The Organizational Life of Psychoanalysis is a wide-ranging exploration and examination of the organizational conflicts and dilemmas that have troubled psychoanalysis since its inception. Kenneth Eisold provides a unique, detailed, and closely reasoned account of the systems needed to carry out the tasks of training, quality control, community building, and relationships with the larger professional community. He explores how the freedom to innovate and explore can be sustained in a context where the culture has insisted on certain standards being set and enforced, standards that have little to do with providing effective pathways to cure.
Each chapter in this collection addresses a specific dilemma faced by the profession, including:
• Who is to be in charge of training and who will determine those who succeed the existing leadership?
• Which theories and practices are to be approved and which proscribed and censored?
• How is the competition with alternative methods, including psychotherapy informed by psychoanalysis, to be managed?
Several chapters are devoted to exploring the reciprocal influence of Freudian psychoanalysis and Jungian Analytical Psychology. Others explore the specific dilemmas and difficulties affecting the field currently, stemming from the massive restructuring of the health care industry and the changes affecting all professions, as they are reshaped into massive organizations no longer marked by personal relationships and individual control.
The Organizational Life of Psychoanalysis will be essential reading for psychoanalysts, psychoanalytic psychotherapists, and anyone interested in the future of psychoanalysis as a profession. It will appeal greatly to anyone who has assumed full or partial responsibility for the management of a psychoanalytic institute or association.
"It’s a great book!!!"-Lew Aron and Bob Pyles
"This book needs to be read by psychoanalysts at every level of development, from candidates to institute administrators. Eisold brilliantly makes the case for the powerful presence of so many institutional and social formations in our every theoretical and clinical move. Psychoanalytic theory and practice is saturated with social process, institutional practices and ideologies. Much of the material in these chapters is painful and challenging to encounter. But Ken Eisold writes in a welcome and deft manner and the lessons he wants to teach us and that we must learn, arrive in a deeply accessible form."-Adrienne Harris, New York University, Editor of The Relational Perspectives Book Series.

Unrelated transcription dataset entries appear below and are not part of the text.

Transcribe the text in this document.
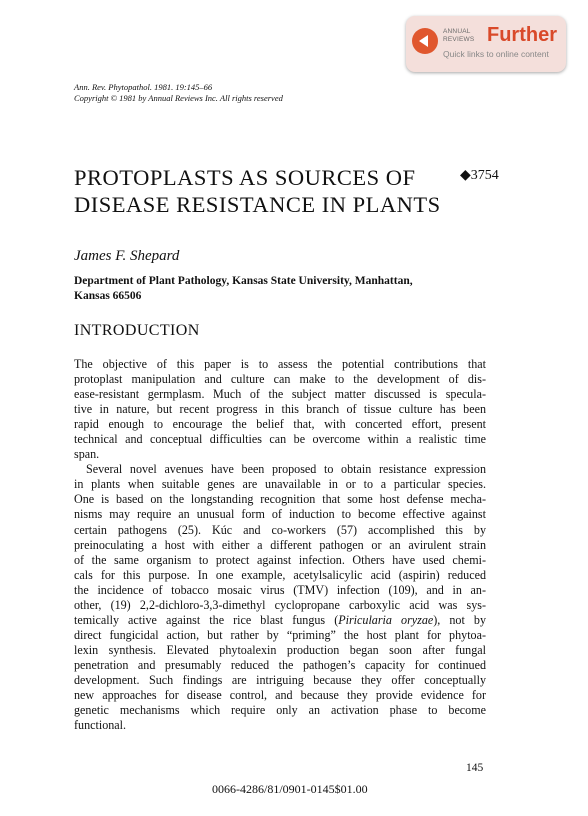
ANNUAL
REVIEWS Further
Quick links to online content
Ann. Rev. Phytopathol. 1981. 19:145–66
Copyright © 1981 by Annual Reviews Inc. All rights reserved
PROTOPLASTS AS SOURCES OF
DISEASE RESISTANCE IN PLANTS
◆3754
James F. Shepard
Department of Plant Pathology, Kansas State University, Manhattan,
Kansas 66506
INTRODUCTION
The objective of this paper is to assess the potential contributions that
protoplast manipulation and culture can make to the development of dis-
ease-resistant germplasm. Much of the subject matter discussed is specula-
tive in nature, but recent progress in this branch of tissue culture has been
rapid enough to encourage the belief that, with concerted effort, present
technical and conceptual difficulties can be overcome within a realistic time
span.
Several novel avenues have been proposed to obtain resistance expression
in plants when suitable genes are unavailable in or to a particular species.
One is based on the longstanding recognition that some host defense mecha-
nisms may require an unusual form of induction to become effective against
certain pathogens (25). Kúc and co-workers (57) accomplished this by
preinoculating a host with either a different pathogen or an avirulent strain
of the same organism to protect against infection. Others have used chemi-
cals for this purpose. In one example, acetylsalicylic acid (aspirin) reduced
the incidence of tobacco mosaic virus (TMV) infection (109), and in an-
other, (19) 2,2-dichloro-3,3-dimethyl cyclopropane carboxylic acid was sys-
temically active against the rice blast fungus (Piricularia oryzae), not by
direct fungicidal action, but rather by “priming” the host plant for phytoa-
lexin synthesis. Elevated phytoalexin production began soon after fungal
penetration and presumably reduced the pathogen’s capacity for continued
development. Such findings are intriguing because they offer conceptually
new approaches for disease control, and because they provide evidence for
genetic mechanisms which require only an activation phase to become
functional.
145
0066-4286/81/0901-0145$01.00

"This book contains many brilliant insights into the origins and nature of the ills besetting contemporary psychoanalytic institutions. Ken Eisold has a unique and profound understanding of individual and collective psychology and of organisations. His work also offers helpful lessons from the past and the present which should not be ignored."-Douglas Kirsner, PhD, Emeritus Professor, Deakin University; Honorary Member, American Psychoanalytic Association. Author Unfree Associations: Inside Psychoanalytic Institutes.

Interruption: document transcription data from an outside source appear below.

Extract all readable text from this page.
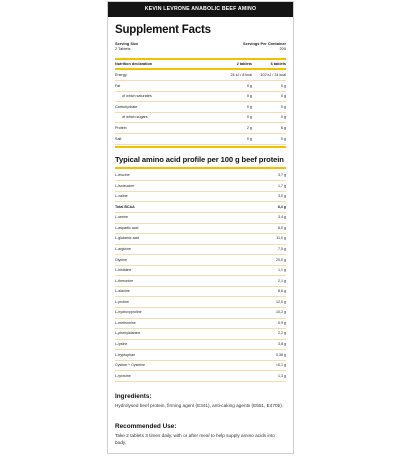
KEVIN LEVRONE ANABOLIC BEEF AMINO
Supplement Facts
Serving Size
2 Tablets
Servings Per Container
200
Nutrition declaration	2 tablets	6 tablets
Energy	24 kJ / 8 kcal	102 kJ / 24 kcal
Fat	0 g	0 g
of which saturates	0 g	0 g
Carbohydrate	0 g	0 g
of which sugars	0 g	0 g
Protein	2 g	6 g
Salt	0 g	0 g
Typical amino acid profile per 100 g beef protein
L-leucine	3,7 g
L-isoleucine	1,7 g
L-valine	3,0 g
Total BCAA	8,4 g
L-serine	3,4 g
L-aspartic acid	6,0 g
L-glutamic acid	11,0 g
L-arginine	7,5 g
Glycine	20,0 g
L-histidine	1,1 g
L-threonine	2,1 g
L-alanine	8,6 g
L-proline	12,0 g
L-hydroxyproline	10,2 g
L-methionine	0,9 g
L-phenylalanine	2,2 g
L-lysine	3,8 g
L-tryptophan	0,36 g
Cystine + Cysteine	<0,1 g
L-tyrosine	1,3 g
Ingredients:
Hydrolysed beef protein, firming agent (E341), anti-caking agents (E551, E470b).
Recommended Use:
Take 2 tablets 3 times daily, with or after meal to help supply amino acids into body.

"Kenneth Eisold has long been one of the most astute and insightful observers of the institutional problems of psychoanalysis. He is one of the few psychoanalysts who easily bridges the gap between a profound psychoanalytic knowledge of individuals, and that of groups. Eisold clearly illustrates our similar struggle to free ourselves from the confines of our founders, and to bring psychoanalysis into the modern age."-Robert Pyles, former head of APsaA.
Table of Contents
Foreword by Jay Greenberg
Section One: PSYCHOANALYTIC HISTORY
Chapter 1. Freud as Leader: The Early Years of the Viennese Society
Chapter 2. The Splitting of the New York Psychoanalytic Society and the Construction of Psychoanalytic Authority
Chapter 3. Psychoanalysis and Psychotherapy: A Long and Troubled Relationship
Section Two: ORGANIZATIONAL ANALYSIS
Chapter 4. The intolerance of diversity in psychoanalytic institutes
Chapter 5. Psychoanalytic training: The "faculty system."
Chapter 6. Institutional conflicts in Jungian analysis
Chapter 7. Jung, Jungians, and Psychoanalysis
Section Three: PROBLEMS OF PROFESSIONALIZATION
Chapter 8. Psychoanalysis as a profession: Past failures and future possibilities
Chapter 9. The Erosion of Our Profession
Chapter 10. Succeeding at Succession: The Myth of Orestes
Chapter 11. Psychoanalytic Training: Then and Now, The Heroic Age and the Domestic Era
About the Author:
Kenneth Eisold is a practicing psychoanalyst, as well as an organizational consultant, who has written extensively on the psychodynamics of large systems as well as on the organizational dimension of psychoanalysis and continues to advise and coach. He is Past President of the International Society for the Psychoanalytic Study of Organizations as well as former Director of the Organizational Program at The William Alanson White Institute, where he trained consultants in working psychodynamically with organizations. He is a Fellow of the A.K. Rice Institute.